Sometimes meal planning feels like a chore.  Especially right before Thanksgiving when I wonder why we can’t just eat out until Thursday.  But, here is a meal plan.  Easy stuff to leave time for all of the pre-holiday cooking I’ll be doing!

Thanksgiving 2014

It seems way too early to post this, but here goes.  

Thursday
No Knead Bread (for eating) Bread Machine White Bread (for stuffing) bread machine died
High-Heat Roasted Turkey (We’re getting another heritage turkey this year!)
Apple-Raisin Bread Stuffing
Green Bean Casserole (2014 Note: reduce this in the future)
Cream Cheese and Chive Mashed Potatoes x2 (2014 Note: reduce this in the future)
Sweet Potato Casserole
Gravy
Pumpkin Bread
storebought vanilla ice cream
Molten Lava Cakes x1.5

Friday
Breakfast: Bundt Cake, eggs, grapefruit, sausage or bacon Lunch: sandwich stuff
Dinner: chilihot water cornbread

Saturday
Breakfast: croissants from local pastry chef, eggs, sausage or bacon
Dinner: Leftovers!

**Cooking Plan
**Previous week - Make double batch of chili for dinner and freeze extra

Monday - Casserole assembly day.  I need to get the green bean casserole and sweet potato casserole together so that they’ll be ready to bake once the turkey comes out of the oven.  I’ll also try to get the pumpkin bread made so I can take a loaf to my voice teacher.  

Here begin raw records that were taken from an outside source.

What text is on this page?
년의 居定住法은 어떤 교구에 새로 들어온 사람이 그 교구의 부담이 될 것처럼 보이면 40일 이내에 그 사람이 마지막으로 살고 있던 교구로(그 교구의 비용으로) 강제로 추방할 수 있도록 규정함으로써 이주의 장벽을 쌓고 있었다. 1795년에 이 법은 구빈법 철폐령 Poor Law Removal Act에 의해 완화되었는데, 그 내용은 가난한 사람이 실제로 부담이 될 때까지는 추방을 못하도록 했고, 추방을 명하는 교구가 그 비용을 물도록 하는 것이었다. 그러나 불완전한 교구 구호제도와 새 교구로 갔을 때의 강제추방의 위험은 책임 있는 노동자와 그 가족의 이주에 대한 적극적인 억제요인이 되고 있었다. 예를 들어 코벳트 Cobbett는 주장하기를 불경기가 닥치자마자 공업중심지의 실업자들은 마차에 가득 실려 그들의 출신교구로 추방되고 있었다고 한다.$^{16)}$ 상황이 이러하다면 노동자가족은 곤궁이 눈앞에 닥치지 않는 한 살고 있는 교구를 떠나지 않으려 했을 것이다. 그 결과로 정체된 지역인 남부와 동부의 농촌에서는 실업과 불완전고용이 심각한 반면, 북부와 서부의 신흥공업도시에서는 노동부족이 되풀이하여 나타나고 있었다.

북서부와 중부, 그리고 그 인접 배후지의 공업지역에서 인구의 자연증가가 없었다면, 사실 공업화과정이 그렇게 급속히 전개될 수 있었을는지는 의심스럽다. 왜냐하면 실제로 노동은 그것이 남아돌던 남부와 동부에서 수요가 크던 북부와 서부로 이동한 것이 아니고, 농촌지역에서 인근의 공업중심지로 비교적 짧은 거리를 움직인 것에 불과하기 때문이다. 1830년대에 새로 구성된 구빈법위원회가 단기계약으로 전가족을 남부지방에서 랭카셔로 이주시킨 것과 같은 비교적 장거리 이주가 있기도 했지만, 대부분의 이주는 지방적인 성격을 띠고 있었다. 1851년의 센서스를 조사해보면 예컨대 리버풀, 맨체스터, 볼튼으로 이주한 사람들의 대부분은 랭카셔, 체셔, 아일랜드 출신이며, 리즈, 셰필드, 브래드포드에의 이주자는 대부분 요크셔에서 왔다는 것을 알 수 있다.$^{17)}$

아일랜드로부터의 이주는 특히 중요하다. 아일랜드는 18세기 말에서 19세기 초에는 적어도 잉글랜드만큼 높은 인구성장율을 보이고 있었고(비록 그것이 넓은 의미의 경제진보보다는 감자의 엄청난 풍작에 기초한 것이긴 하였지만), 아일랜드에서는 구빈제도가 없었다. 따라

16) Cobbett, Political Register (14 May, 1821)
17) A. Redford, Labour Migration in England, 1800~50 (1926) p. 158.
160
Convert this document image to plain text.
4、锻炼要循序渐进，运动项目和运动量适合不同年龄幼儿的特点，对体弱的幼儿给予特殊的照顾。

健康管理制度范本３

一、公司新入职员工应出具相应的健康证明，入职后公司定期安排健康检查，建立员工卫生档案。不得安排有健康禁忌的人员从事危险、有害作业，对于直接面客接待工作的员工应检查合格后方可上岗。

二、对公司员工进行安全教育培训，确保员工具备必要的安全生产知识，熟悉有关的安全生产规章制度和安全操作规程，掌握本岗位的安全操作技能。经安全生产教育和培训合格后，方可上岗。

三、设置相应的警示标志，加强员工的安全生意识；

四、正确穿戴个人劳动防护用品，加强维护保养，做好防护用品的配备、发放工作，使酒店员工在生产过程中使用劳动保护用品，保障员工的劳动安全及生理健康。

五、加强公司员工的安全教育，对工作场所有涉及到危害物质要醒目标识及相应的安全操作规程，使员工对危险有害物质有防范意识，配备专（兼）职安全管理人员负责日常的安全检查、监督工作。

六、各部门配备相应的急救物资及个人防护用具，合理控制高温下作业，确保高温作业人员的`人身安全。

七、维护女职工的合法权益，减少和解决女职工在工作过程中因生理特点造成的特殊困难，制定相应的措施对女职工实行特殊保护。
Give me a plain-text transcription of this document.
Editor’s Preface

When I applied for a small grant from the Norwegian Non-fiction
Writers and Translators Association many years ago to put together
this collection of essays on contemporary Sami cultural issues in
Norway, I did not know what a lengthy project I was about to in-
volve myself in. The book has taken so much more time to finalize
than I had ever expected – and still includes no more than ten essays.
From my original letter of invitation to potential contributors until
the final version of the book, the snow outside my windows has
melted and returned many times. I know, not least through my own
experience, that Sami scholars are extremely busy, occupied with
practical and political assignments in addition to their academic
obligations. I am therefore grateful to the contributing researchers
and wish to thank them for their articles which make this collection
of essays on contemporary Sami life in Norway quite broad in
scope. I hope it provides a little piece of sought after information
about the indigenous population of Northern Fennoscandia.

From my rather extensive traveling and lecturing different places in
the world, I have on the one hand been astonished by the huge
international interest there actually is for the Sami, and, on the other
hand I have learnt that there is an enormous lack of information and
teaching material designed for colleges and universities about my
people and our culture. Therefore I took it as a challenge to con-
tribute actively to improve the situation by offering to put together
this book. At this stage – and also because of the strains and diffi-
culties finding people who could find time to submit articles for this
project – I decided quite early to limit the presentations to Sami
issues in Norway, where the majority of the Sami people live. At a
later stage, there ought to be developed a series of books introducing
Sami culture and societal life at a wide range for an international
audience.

Tuesday - Bread day.  I’ll do the stuffing bread in the machine and get the no knead bread started so that I can bake it on Wednesday.  

Wednesday - Bake the bread in the evening.

Thursday - Get turkey roasting.  Make stuffing and mashed potatoes.  Cook casseroles after turkey comes out of the oven.

Menu 11/9/2014

  1. spaghetti, pasta, garlic bread
  2. easier chicken tikka masala, rice
  3. hamburger cabbage stir fry, rice
  4. out
  5. leftover night
  6. grilled steaks, roasted broccoli, garlic balsamic vinaigrette 
  7. A&G out, L fends for himself

This week was a lot of really easy stuff since it was not a really easy week outside of the kitchen!  Lots of tasty food, though, and that’s pretty much all that matters.

Menu 11/16/2014

  1. maple glazed pork tenderloin, deep fried Brussels sprouts
  2. chili, rice
  3. slow cooker roast beef with mushroom gravy, roasted acorn squash
  4. broccoli bacon quiches
  5. leftover night
  6. thai sweet and sour stir fry with pork, rice out due to shoulder pain
  7. slow cooker beef stewdrop biscuits

This week is a bit more complicated than last one for cooking.  I’m also a bit more busy than I was last week, so here’s hoping I’m not setting myself up for failure with the cooking plans.  There are some easy meals, so hopefully those will serve me well on the busy days.  I’m making chili this week because a) it’s cold and b) I need to have leftovers of it for the day after Thanksgiving.  And Thanksgiving is the following week.  EEEEK.  When did that happen?!

Menu 10/12/2014

  1. out for L’s birthday
  2. crack slaw (burger, cabbage, daikon)
  3. stir fry (steak, zucchini, broccoli, red bell pepper)
  4. mom’s chicken w/ butternut squash and bacon risotto
  5. leftover night
  6. G&L: out of town, A: fends for himself
  7. out after hopefully surviving my first race ever

This is a weird week since my plans changed partway through.  We’re eating out more than normal due to L’s birthday dinner and then L and I racing on Saturday.  I’ll be running my first ever 5k and I’m super nervous, anxious, scared, and excited.